Similarly, the difference in decimal places in EP_variables seems to be the major contributor for the discrepancy in downstream percentile rankings, especially for the variables in theme 2 and 4.

“Caveat” in CDC SVI documentation

In fact, CDC SVI documentation (before 2018) also includes a section called “Reproducibility Caveat” where they mention “results may differ slightly when replicating SVI using Microsoft Excel or similar software” due to “variation in the number of decimal places”, as CDC uses SQL for their SVI development.
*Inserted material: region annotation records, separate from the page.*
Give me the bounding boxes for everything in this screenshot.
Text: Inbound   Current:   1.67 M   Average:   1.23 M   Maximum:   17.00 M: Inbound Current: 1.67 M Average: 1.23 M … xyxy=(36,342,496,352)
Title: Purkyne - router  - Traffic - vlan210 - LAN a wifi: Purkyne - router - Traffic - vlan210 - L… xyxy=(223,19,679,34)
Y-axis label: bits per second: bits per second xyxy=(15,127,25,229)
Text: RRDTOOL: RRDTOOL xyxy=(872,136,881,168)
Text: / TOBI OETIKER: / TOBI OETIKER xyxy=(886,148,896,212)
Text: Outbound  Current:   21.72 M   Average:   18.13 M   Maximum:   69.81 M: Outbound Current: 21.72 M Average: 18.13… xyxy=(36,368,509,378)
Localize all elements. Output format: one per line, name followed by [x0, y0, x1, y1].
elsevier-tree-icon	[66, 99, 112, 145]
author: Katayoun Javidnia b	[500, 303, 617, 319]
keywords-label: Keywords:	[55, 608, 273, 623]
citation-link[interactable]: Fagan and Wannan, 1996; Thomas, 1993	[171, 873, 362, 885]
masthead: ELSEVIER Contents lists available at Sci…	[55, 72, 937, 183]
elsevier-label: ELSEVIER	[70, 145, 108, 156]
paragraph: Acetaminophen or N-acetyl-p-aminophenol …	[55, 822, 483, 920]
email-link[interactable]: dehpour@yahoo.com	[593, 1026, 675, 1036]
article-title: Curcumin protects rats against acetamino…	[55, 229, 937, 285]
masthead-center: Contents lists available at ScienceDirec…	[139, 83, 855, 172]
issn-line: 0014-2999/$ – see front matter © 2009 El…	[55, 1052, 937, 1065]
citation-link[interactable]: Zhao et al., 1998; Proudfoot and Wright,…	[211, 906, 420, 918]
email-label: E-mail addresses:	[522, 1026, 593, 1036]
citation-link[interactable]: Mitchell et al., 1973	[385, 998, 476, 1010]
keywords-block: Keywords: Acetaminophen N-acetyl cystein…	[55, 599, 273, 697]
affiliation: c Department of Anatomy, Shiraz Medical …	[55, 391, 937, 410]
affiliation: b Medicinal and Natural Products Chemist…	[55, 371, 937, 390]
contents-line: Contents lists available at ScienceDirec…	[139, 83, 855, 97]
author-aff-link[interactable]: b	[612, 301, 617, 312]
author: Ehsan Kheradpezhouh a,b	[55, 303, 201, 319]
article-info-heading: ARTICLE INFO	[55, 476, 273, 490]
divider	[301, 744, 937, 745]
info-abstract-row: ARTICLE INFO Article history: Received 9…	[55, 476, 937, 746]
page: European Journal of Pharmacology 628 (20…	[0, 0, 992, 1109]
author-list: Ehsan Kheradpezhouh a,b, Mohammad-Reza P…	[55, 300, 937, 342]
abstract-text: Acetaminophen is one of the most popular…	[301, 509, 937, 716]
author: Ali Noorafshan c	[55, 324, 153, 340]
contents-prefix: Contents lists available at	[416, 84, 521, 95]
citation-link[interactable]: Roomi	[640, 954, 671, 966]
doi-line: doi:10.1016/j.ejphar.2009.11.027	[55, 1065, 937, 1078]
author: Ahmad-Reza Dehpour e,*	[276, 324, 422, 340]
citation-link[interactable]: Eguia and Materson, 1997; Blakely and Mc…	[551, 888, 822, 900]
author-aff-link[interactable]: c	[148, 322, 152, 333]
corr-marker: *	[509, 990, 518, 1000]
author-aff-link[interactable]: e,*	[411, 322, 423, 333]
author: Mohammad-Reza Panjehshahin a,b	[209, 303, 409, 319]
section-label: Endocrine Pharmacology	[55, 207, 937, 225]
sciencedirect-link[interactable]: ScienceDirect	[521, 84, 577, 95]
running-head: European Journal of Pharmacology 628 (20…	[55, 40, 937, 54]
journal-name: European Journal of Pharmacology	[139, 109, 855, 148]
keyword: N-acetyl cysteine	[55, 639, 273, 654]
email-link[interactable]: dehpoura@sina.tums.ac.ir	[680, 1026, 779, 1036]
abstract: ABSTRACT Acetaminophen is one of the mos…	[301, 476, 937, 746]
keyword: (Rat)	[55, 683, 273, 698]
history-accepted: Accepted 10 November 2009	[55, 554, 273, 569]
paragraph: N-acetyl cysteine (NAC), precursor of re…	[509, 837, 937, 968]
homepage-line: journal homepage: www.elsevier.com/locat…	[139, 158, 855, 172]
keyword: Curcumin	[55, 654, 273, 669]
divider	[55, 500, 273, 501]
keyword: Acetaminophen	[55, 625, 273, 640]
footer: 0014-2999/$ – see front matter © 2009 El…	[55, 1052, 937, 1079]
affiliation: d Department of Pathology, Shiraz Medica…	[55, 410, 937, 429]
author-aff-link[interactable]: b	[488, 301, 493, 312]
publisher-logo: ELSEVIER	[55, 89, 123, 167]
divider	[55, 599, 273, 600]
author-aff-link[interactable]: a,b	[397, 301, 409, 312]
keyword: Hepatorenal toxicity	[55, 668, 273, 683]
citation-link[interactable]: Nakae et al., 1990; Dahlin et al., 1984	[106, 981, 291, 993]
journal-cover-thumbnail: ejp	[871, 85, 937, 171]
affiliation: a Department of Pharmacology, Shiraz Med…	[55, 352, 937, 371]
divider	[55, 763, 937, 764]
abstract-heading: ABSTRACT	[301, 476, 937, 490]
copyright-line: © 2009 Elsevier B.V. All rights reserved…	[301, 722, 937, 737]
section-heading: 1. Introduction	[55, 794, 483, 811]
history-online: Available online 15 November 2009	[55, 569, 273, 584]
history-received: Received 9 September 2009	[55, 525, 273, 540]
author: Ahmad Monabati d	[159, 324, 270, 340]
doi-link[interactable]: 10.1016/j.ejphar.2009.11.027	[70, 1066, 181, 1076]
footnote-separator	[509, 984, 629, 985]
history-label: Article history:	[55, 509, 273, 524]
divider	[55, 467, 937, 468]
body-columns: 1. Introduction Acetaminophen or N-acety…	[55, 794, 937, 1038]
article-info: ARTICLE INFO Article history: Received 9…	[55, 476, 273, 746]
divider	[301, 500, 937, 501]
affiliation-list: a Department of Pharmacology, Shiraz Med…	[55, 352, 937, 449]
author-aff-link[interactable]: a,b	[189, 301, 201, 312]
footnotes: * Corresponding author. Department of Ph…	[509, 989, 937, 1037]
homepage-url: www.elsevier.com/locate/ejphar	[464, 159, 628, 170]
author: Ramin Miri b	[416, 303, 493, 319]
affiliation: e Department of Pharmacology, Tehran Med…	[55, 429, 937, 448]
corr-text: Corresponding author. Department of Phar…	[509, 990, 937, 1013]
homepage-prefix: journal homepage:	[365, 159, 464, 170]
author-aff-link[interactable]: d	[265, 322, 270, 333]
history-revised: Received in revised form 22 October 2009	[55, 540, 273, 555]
In 2020, this section was removed (and a different section of “Caveat for SVI State Databases” was added), but it seems that the calculation strategy in terms of decimal places is still the same. We could consider adjusting our calculation to match CDC’s strategy in the future.